癌症恶病质综合征(CAS)是所有癌症患者中一种重要的合并症,会增加死亡率。几乎所有头颈癌患者都会出现这种综合征。CAS通过增加全身炎症反应和因厌食导致能量消耗减少,从而使能量消耗增加。它会导致骨骼肌分解,降低生活质量。营养干预和原发性癌症治疗是应对这种情况的主要手段。然而,一个恶性循环导致CAS持续存在,尤其是在头颈癌中,肿瘤位置及其治疗会干扰营养干预。姜黄素在动物和体外研究中显示出抗炎作用,包括对CAS的调节作用。

目的

本研究旨在确定姜黄素对当前局部晚期或晚期头颈癌患者治疗癌症恶病质综合征的效果。

方法

这是一项随机、双盲、安慰剂对照的IIa期研究。
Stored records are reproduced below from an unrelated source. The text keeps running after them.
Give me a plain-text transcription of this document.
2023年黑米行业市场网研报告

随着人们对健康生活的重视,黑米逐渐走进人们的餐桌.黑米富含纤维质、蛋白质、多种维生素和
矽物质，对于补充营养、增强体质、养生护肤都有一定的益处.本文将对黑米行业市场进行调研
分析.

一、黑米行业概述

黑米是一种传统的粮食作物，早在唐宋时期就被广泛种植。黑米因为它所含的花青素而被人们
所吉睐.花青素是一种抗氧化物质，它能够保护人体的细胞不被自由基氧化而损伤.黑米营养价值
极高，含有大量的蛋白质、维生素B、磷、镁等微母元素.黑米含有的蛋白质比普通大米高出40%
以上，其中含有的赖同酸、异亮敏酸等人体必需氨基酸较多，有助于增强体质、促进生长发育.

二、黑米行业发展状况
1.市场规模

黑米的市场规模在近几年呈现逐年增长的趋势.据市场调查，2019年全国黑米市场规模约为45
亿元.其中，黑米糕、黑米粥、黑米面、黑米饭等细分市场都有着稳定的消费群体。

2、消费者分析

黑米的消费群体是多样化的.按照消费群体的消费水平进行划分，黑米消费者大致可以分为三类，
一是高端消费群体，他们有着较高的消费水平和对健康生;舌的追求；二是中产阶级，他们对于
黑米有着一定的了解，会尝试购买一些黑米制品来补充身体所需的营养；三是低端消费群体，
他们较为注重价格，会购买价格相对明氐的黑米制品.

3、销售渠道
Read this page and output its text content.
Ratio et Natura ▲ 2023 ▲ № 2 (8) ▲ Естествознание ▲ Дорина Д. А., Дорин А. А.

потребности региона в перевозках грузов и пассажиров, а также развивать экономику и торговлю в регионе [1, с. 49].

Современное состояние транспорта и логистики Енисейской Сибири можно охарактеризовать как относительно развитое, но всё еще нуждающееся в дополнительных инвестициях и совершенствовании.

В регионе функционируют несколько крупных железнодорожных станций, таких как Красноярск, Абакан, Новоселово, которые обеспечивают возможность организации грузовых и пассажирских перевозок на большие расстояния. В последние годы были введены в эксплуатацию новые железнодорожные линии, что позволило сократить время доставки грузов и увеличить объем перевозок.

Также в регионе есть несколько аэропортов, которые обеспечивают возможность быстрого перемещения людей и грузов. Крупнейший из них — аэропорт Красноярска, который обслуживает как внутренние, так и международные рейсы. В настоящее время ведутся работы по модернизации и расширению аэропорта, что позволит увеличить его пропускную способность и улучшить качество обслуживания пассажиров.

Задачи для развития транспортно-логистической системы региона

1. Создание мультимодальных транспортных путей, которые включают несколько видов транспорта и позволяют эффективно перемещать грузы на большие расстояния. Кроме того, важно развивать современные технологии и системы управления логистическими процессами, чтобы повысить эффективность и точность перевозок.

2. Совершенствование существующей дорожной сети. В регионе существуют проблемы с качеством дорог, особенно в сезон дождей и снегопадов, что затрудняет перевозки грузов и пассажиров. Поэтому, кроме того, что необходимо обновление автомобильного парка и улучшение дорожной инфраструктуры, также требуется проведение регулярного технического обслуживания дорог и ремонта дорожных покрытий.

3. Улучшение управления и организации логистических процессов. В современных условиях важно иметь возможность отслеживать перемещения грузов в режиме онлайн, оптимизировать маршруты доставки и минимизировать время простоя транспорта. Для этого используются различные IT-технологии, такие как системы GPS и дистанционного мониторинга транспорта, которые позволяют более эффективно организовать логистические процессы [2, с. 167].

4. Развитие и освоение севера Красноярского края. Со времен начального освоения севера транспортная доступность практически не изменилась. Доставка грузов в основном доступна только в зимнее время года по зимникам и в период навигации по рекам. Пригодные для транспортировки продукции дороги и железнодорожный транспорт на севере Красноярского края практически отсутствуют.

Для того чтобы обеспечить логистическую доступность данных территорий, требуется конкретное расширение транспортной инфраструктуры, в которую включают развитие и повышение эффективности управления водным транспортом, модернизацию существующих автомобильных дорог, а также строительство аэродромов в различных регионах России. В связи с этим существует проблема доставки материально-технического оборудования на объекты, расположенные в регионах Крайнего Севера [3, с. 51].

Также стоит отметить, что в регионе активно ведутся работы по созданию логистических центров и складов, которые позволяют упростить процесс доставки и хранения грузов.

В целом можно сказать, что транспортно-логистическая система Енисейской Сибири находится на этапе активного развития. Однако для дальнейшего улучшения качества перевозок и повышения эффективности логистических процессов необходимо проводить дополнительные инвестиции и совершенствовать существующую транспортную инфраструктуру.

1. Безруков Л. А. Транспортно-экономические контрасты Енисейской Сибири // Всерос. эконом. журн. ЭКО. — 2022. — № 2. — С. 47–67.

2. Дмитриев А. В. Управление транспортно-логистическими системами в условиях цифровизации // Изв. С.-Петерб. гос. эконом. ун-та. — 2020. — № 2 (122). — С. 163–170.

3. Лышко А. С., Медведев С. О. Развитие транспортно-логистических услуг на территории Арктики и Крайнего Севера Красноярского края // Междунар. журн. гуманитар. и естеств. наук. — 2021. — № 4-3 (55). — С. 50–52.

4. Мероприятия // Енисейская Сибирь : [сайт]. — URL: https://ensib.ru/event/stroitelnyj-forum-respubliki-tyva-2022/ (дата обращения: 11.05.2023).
纳入20例通过饲管充分营养的局部晚期或晚期头颈癌且患有CAS的患者,按1∶1比例随机分组,接受口服姜黄素(每日剂量4000毫克)(n = 10)或安慰剂(n = 10)治疗8周。主要终点是身体成分(肌肉量、体脂肪量和基础代谢率)。次要终点是握力肌肉力量、体重指数、绝对淋巴细胞计数以及安全性和毒性。

结果

与安慰剂相比,姜黄素在改善肌肉量方面有统计学显著益处(2.16%[95%置信区间;CI,-0.75至5.07]对-3.82%[95%CI,-8.2至0.57];P = 0.019)。身体成分的其他参数虽无显著差异,但倾向于显示姜黄素有益。体脂肪量(-0.51[95%CI,-21.89至20.86]对-8.97%[95%CI,-19.43至1.49];P = 0.432)以及基础代谢率(BMR)的平均变化百分比也有记录(0.54%[95%CI,-1.6至2.67]对-1.61%[95%CI,-4.05至0.84];P = 0.153)。值得注意的是,接受姜黄素治疗的患者握力肌肉力量和绝对淋巴细胞计数的下降较少,但不显著。同样,两组中大多数不良事件为1级。

结论

添加姜黄素比标准营养支持能显著增加肌肉量。此外,它可能改善并延缓其他身体成分参数、握力和绝对淋巴细胞计数的下降。姜黄素安全且耐受性良好。这构成了一项临床试验中未满足的需求。本试验已在ClinicalTrials.gov注册,注册号为NCT04208334。